Les séparatistes, qui bénéficient du soutien des Émirats arabes unis, ont récemment pris le contrôle de plusieurs zones stratégiques dans cette province, conduisant à des tensions croissantes avec le gouvernement yéménite et ses alliés saoudiens. France 24 a rapporté que cette prise de territoires a engendré une réaction impérative des forces saoudiennes, qui ont exprimé leur mécontentement face à ces avancées.
Le porte-parole du STC a déclaré à l'AFP : "Sept frappes saoudiennes ont visé notre camp à Al-Khasha, causant des pertes humaines significatives." Avec la situation qui continue d'évoluer, les analystes s'inquiètent des conséquences sur la paix fragile au Yémen, où des conflits internes récurrents exacerbent les crises humanitaires. Le Monde a mentionné que de telles escalades pourraient aggraver la souffrance des civils déjà à bout, alors qu'un cessez-le-feu semblant de plus en plus lointain.
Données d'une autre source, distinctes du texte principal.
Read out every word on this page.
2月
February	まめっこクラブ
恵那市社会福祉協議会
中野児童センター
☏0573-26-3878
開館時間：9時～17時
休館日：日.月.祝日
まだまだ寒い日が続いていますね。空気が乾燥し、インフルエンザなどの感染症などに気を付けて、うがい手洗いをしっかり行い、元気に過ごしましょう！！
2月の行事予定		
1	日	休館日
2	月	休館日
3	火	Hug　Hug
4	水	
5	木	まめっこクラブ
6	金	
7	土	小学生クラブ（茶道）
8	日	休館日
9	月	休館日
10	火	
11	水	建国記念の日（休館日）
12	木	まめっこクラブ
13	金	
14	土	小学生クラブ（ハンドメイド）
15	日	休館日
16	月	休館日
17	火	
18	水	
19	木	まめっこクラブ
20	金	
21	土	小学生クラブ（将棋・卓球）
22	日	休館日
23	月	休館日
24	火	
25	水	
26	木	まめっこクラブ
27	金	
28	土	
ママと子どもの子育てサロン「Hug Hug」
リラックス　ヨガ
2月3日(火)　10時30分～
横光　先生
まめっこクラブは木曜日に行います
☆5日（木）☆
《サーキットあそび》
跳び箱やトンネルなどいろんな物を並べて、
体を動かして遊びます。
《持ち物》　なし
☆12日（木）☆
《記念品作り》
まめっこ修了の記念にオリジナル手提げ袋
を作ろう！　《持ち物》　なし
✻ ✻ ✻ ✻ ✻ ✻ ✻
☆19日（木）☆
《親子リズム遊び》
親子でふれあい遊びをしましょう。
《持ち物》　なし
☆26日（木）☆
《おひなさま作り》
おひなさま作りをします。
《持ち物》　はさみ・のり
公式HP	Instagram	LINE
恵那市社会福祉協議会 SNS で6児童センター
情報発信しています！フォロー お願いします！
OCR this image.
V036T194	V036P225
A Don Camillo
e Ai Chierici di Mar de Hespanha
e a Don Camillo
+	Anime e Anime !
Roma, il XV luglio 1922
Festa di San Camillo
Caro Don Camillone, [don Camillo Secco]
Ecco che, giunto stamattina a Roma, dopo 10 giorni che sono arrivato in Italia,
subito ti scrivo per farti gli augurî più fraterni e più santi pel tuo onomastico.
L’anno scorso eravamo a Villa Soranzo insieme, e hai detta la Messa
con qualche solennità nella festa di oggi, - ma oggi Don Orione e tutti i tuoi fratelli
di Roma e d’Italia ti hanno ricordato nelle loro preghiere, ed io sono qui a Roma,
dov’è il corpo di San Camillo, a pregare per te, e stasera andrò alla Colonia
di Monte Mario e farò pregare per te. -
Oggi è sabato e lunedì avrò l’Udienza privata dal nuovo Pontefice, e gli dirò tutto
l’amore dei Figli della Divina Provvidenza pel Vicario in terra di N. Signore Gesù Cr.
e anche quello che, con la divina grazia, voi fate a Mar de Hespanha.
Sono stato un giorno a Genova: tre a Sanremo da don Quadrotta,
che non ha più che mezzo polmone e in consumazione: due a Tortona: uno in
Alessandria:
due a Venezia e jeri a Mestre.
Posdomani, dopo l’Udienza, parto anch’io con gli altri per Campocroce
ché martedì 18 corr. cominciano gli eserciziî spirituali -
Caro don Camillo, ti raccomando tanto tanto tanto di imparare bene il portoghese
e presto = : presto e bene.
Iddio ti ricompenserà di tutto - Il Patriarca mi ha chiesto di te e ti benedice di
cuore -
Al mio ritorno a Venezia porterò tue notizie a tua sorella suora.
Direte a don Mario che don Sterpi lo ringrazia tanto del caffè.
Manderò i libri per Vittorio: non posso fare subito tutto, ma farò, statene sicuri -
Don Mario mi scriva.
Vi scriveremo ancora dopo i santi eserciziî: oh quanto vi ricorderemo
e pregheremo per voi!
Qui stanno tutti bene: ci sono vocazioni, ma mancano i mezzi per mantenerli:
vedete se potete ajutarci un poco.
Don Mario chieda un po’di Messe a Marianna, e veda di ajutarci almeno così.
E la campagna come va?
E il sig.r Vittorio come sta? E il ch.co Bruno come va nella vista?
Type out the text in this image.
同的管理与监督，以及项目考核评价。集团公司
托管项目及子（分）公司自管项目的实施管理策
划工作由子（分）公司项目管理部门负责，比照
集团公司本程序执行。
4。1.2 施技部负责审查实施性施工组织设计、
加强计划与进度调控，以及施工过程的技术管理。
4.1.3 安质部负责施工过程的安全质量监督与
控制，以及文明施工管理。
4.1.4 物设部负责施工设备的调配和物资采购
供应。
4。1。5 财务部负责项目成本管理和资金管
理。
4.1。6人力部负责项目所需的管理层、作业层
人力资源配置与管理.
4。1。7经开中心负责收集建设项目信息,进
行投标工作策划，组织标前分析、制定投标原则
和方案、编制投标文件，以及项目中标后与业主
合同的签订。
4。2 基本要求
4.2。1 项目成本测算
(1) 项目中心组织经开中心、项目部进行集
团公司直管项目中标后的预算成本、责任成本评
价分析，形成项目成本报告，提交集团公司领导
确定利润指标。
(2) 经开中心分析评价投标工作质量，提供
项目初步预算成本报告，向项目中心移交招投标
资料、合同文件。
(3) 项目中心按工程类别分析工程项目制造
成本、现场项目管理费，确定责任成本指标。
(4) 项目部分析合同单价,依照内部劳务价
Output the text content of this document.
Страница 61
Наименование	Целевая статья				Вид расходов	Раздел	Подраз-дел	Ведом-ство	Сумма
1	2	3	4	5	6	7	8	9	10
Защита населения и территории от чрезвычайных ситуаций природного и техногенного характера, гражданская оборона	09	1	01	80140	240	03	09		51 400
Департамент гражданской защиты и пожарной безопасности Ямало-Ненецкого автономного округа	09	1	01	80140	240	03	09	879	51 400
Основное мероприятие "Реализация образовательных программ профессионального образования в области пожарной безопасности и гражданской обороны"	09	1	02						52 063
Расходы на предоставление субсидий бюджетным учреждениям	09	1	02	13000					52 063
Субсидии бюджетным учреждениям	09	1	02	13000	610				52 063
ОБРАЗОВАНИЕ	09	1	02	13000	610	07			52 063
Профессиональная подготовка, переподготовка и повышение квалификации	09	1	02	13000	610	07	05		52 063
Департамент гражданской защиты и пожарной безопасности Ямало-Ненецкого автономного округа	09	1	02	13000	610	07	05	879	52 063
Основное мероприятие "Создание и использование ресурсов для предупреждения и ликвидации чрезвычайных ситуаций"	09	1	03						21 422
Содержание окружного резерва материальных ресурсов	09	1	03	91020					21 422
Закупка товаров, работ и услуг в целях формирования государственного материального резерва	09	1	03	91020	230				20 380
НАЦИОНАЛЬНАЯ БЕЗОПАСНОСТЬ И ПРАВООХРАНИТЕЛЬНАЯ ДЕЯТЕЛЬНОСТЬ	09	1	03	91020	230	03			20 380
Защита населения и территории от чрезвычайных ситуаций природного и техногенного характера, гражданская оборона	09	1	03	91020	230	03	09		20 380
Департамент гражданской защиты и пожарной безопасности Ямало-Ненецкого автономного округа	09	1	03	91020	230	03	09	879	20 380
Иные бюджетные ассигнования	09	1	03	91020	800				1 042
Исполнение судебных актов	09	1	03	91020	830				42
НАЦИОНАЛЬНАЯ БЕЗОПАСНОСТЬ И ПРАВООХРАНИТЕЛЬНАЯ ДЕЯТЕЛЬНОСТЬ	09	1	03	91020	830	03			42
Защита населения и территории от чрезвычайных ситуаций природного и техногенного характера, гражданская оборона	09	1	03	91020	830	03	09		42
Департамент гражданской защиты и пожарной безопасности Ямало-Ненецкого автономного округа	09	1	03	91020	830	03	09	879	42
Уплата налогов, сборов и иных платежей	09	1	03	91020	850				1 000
Dans le contexte de cette escalation, de nombreux experts en géopolitique appellent à une médiation internationale pour désamorcer les tensions et soutenir un processus de paix durable. "Il est essentiel que la communauté internationale intervienne pour sauvegarder la sécurité des civils et trouver une solution politique au conflit au Yémen," déclarent-ils.